TSA inhibited Ang II-induced vasoconstriction in rat aortas, suggesting that TSA has a vasorelaxing activity. Interestingly, TSA also inhibited Ang II-induced vasoconstriction in aortic rings with rubbed endothelium. This suggested that TSA mainly affects Ang II-induced signaling in VSMCs. TSA inhibited the signal transduction of Ang II and its receptor. Another possibility is that TSA increased intracellular acetylation, indirectly leading to vasorelaxation. It was recently shown that intracellular acetylation upon HDAC inhibition leads to increased cGMP levels in rat VSMCs and rat aortas [28]. This report showed an increase in global lysine acetylation of smooth muscle cell proteins, including those involved in the process of arterial wall contraction and relaxation. p300/CBP-associated factor (PCAF), also known as lysine acetyltransferase, is involved in the acetylation of a number of histone and non-histone proteins. PCAF increases myosin light chain and smooth muscle actin acetylation above the basal level, reducing actomyosin formation and resulting in reduced contractility [28]. Therefore, the anti-hypertensive or vasorelaxing effect of HDAC inhibitor might result in intracellular acetylation of proteins involved in Ang II signaling and may play a role in lowering blood pressure in aortic coarctation rats.

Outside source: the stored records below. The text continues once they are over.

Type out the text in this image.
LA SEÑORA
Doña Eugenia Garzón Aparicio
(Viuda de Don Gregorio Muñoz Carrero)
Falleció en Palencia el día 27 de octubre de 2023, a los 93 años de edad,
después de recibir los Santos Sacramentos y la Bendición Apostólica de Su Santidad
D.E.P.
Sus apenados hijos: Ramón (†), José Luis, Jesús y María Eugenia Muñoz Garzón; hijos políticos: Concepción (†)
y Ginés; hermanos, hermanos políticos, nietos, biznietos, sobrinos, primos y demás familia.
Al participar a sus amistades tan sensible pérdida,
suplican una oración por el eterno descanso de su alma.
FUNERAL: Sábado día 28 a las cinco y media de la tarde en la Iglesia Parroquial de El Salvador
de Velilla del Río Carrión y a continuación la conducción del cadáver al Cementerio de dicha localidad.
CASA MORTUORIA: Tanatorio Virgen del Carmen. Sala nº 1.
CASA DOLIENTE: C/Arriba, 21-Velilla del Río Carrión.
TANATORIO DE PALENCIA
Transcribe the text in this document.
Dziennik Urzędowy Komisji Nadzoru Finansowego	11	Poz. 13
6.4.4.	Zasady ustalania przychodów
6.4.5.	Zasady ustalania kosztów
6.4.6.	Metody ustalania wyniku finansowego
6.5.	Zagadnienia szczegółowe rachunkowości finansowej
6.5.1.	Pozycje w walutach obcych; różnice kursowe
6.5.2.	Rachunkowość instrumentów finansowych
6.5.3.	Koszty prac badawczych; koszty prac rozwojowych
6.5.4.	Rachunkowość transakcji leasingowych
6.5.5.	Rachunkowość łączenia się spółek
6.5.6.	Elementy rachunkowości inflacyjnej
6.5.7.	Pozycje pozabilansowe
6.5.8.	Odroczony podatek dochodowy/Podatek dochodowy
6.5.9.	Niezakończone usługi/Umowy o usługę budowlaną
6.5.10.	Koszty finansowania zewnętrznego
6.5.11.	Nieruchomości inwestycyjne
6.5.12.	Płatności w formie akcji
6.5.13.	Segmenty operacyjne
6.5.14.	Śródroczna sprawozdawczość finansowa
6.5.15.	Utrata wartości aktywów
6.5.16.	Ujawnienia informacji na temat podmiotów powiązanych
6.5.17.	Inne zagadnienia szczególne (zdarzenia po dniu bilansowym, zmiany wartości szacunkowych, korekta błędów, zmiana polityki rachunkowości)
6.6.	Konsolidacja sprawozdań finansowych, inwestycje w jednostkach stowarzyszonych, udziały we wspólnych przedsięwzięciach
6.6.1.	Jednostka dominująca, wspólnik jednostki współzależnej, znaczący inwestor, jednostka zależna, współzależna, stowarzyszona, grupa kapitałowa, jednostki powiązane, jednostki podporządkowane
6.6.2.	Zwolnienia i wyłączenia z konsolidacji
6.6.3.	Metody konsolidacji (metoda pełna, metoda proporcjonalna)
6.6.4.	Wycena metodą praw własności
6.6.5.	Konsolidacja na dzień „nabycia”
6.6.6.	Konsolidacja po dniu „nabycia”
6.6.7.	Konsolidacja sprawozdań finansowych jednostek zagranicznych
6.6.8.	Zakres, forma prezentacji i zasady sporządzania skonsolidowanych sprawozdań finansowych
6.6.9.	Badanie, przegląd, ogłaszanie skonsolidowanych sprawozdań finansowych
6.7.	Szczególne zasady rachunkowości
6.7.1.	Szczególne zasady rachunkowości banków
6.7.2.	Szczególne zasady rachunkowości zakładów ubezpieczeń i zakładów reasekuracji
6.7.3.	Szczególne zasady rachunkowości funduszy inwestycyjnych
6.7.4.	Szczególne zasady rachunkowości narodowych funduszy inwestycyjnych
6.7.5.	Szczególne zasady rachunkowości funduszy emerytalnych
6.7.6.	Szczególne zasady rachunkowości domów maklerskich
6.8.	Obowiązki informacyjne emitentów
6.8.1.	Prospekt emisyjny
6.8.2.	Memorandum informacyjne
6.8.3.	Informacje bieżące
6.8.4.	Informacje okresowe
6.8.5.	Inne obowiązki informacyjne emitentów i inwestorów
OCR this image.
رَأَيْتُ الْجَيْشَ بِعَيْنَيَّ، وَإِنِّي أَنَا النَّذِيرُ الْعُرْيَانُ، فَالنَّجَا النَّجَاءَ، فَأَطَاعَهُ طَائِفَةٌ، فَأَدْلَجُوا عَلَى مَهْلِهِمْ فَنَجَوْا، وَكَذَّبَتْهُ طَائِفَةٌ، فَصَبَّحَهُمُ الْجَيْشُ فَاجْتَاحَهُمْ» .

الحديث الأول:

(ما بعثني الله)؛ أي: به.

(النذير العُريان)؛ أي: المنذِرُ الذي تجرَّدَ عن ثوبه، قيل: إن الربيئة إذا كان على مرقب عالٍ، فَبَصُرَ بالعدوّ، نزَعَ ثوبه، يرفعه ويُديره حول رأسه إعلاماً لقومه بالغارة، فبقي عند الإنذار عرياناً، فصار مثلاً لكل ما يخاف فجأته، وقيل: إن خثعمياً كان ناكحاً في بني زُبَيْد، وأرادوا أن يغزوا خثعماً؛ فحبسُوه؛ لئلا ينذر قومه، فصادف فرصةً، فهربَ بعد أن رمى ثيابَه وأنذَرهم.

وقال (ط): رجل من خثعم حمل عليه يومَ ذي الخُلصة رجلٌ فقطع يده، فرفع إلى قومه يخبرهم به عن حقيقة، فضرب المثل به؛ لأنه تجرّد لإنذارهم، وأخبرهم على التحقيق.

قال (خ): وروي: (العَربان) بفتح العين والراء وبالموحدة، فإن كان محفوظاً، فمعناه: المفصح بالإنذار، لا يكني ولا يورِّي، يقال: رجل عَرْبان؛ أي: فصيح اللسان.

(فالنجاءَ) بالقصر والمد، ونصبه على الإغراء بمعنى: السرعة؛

Adaptor protein p66shc is expressed in most mammalian tissues. p66shc-/- mice exhibit an increased resistance to oxidative stress and have a prolonged lifespan [3]. Previous reports show that Ang II induces p66shc upregulation in endothelial cells [811]. Genetic deletion of the p66shc adaptor protein protects from Ang II-induced myocardial damage [16]. HDAC inhibition reduced the production of ROS in cardiomyoblasts exposed to hypoxia/reoxygenation [29]. Recently, it was also shown that the intracellular increase of ROS levels following exposure to hydrogen peroxide was suppressed by TSA [30].

The main actions of Ang II are mediated via AT1R and AT2R. In isolated VSMCs, Ang II increased p66shc phosphorylation, which was inhibited by valsartan, a selective AT1R antagonist. These findings suggest that the AT1R signaling pathway mediates Ang II-induced p66shc activation. Our data also indicate that TSA inhibits Ang II-induced p66shc phosphorylation in VSMCs and in AT1R-expressing HEK293T cells. These data suggest that TSA inhibited AT1R-mediated p66shc activation, which is correlated to ROS production. Therefore, the inhibitory activity of TSA on Ang II-induced oxidative stress could contribute to vasorelaxation or to a decreased hypertension.